Schneider - Sim, isso vale para pecuária. Mercadologicamente falando, como a gente consegue agregar valor? Aí, temos um grande problema: precisamos educar o mercado, pois, no Brasil, o pecuarista é incentivado a produzir por quilo. E você sabe que quilo é inversamente proporcional à qualidade. Quanto mais rápido eu engordo, mais qualidade de carne eu perco, o marmoreio, a maciez. Então, a gente precisa começar a educar o mercado, mudar os modelos e começaremos a agregar valor. Tem um case de uma fazenda de gado de Minas Gerais que resolveu descomoditizar o produto pecuário e agregar valor, mudando todo o sistema produtivo para ter uma carne com mais qualidade, com mais marmoreio. Mudou genética, mudou manejo e começou a ter pontos de venda, começou a criar uma cadeia de distribuição até que chega num full commerce e em diversos pontos de distribuição, supermercados e tudo mais com a marca dele. Não é um negócio fácil, demora para escalar, mas temos as cooperativas no Rio Grande do Sul, a gente poderia começar a fazer isso através delas. A ideia de agregar valor a partir da percepção de valor. E tem que mudar os cortes também: tem os Denver Steak, o Prime Rib, que são coisas que a gente começa a ver no Rio Grande do Sul, mas que tem que acelerar mais.
JC - E que outros entraves do agro podem passar pelo processo de descomoditização?
Schneider - A parte da mitigação de riscos. Precisamos investir muito em buscar soluções de transferência de risco climático via seguro paramétrico, esse é um ponto importante, a gente precisa ver novas formas de financiar o agricultor, o Plano Safra sozinho já não funciona. A parte privada, principalmente, agora com essas mudanças de IOF para as cooperativas, elas não conseguem assumir tanta responsabilidade. Então, a gente precisa começar a pensar em derivativos, em Green Bonds. A gente precisa pensar até em crowdfunding específico do agro, para começar a tentar mudar essa realidade. Precisa encontrar sistemas financeiros diferentes, mais efetivos, porque, com o juro no preço que está, a agricultura não se sustenta.

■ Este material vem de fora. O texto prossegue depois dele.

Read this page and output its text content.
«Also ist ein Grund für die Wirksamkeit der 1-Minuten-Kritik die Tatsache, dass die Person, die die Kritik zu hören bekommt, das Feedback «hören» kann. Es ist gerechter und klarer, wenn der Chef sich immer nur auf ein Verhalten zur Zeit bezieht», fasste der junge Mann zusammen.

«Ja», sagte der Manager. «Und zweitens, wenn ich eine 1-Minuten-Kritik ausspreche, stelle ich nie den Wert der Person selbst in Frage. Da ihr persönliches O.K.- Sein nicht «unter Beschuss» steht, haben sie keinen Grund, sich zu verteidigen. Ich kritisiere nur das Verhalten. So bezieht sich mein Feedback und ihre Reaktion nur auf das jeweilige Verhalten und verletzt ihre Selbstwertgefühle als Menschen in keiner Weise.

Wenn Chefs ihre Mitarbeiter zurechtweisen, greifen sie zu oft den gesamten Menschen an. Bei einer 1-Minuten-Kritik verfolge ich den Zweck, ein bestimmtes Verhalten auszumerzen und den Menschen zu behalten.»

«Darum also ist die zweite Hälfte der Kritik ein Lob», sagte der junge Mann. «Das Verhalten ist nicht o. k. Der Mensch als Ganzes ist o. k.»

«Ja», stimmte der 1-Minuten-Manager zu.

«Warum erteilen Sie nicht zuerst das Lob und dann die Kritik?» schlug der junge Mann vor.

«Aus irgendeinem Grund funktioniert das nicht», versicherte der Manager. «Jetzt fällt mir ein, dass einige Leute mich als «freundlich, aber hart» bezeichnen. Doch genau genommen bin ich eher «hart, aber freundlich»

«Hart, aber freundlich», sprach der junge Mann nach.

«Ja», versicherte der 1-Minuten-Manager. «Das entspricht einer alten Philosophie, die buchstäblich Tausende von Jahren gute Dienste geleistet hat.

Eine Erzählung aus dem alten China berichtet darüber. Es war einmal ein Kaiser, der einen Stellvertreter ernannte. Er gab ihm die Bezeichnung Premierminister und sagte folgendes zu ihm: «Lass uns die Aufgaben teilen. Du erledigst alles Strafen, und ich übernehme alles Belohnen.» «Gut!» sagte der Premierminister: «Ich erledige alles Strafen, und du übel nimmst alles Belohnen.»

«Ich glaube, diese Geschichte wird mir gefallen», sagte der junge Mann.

E aqui tem um outro tema de casa, que é trabalhar bem a gestão, usar a IA e tentar imputar mais dados, porque eu acho que tem uma grande falha no mercado por parte do agricultor, que é ele não entender os seus custos, a maioria deles. Então, é muita gente que não sabe fazer conta. O cara vai lá, se emociona, compra uma máquina que não está compatível nem com fluxo de caixa nem com a operação dele. E o agricultor tem que entender que são novos tempos, não dá mais para trabalhar tão alavancado. Você precisa ter mais capital próprio dentro da sua operação ou você precisa ter capital de terceiros ou modelos de joint venture, enfim, modelos onde você tem um suporte de capital.

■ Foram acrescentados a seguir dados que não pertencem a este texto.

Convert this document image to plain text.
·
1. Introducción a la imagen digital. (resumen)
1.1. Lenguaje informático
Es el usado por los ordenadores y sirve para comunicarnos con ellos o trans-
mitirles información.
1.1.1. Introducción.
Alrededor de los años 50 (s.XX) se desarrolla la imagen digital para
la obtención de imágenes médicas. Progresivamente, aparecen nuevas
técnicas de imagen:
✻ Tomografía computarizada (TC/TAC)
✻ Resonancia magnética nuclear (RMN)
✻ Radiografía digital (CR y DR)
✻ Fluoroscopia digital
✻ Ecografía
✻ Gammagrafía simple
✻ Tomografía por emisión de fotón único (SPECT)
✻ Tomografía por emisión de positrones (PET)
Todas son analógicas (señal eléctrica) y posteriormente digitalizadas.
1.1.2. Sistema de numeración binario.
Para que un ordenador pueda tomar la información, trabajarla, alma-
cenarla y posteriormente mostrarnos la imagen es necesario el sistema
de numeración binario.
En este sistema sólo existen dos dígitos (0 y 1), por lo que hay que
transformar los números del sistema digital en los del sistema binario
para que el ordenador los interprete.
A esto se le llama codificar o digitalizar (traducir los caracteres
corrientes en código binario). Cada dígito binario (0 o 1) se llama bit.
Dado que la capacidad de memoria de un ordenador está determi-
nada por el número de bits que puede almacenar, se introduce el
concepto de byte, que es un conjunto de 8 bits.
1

JC - Você diz que o monopólio de Chicago pode estar com dias contatos, que seria possível descomoditizar a bolsa de valores. Como seria?
Schneider - Hoje, o bushel está atrelado a Chicago e existe um movimento, principalmente do Brics, da China, de que se crie uma bolsa paralela para fugir da dolarização e de Chicago. Então, querem criar uma bolsa de grãos do Brics, até porque a maior demanda por soja do mundo é da China. Não é nem a da Europa, nem a dos Estados Unidos. Então, se a gente parar para pensar, o consumo que tem de grão só entre os Brics e o Sudeste Asiático, teoricamente, poderia tirar a dependência de Chicago. Obviamente que aqui a gente está falando de desdolarizar, aí teria que entender como funcionaria a liquidez, como seria o lastro, não é um movimento tão simples.

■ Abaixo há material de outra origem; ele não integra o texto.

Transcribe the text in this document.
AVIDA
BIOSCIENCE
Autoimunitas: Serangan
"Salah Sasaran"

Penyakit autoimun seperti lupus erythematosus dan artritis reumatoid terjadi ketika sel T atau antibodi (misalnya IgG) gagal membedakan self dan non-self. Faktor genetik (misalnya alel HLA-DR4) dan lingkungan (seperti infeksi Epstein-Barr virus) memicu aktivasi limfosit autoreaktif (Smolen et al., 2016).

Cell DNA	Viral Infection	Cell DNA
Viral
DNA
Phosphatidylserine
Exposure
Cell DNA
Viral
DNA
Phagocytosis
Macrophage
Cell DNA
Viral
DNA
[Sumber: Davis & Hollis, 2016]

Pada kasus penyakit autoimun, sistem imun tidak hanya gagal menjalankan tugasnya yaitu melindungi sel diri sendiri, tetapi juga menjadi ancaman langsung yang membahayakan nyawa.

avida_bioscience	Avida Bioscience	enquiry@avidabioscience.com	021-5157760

JC - Quais são as ferramentas que mais estão bombando na atualidade?
Schneider - Ainda temos o grande desafio de desfragmentar os dados, pois são muitos para tomada de decisão e falta unir e agregar tudo isso. Acredito que a IA está tentando melhorar a forma como a gente faz o input desses dados para depois unir tudo nas plataformas. Seja para definir um plano de manejo, para selecionar uma cultivar, para ver qual é a melhor correção para o solo ou para decidir qual é o momento melhor de aplicar um defensivo.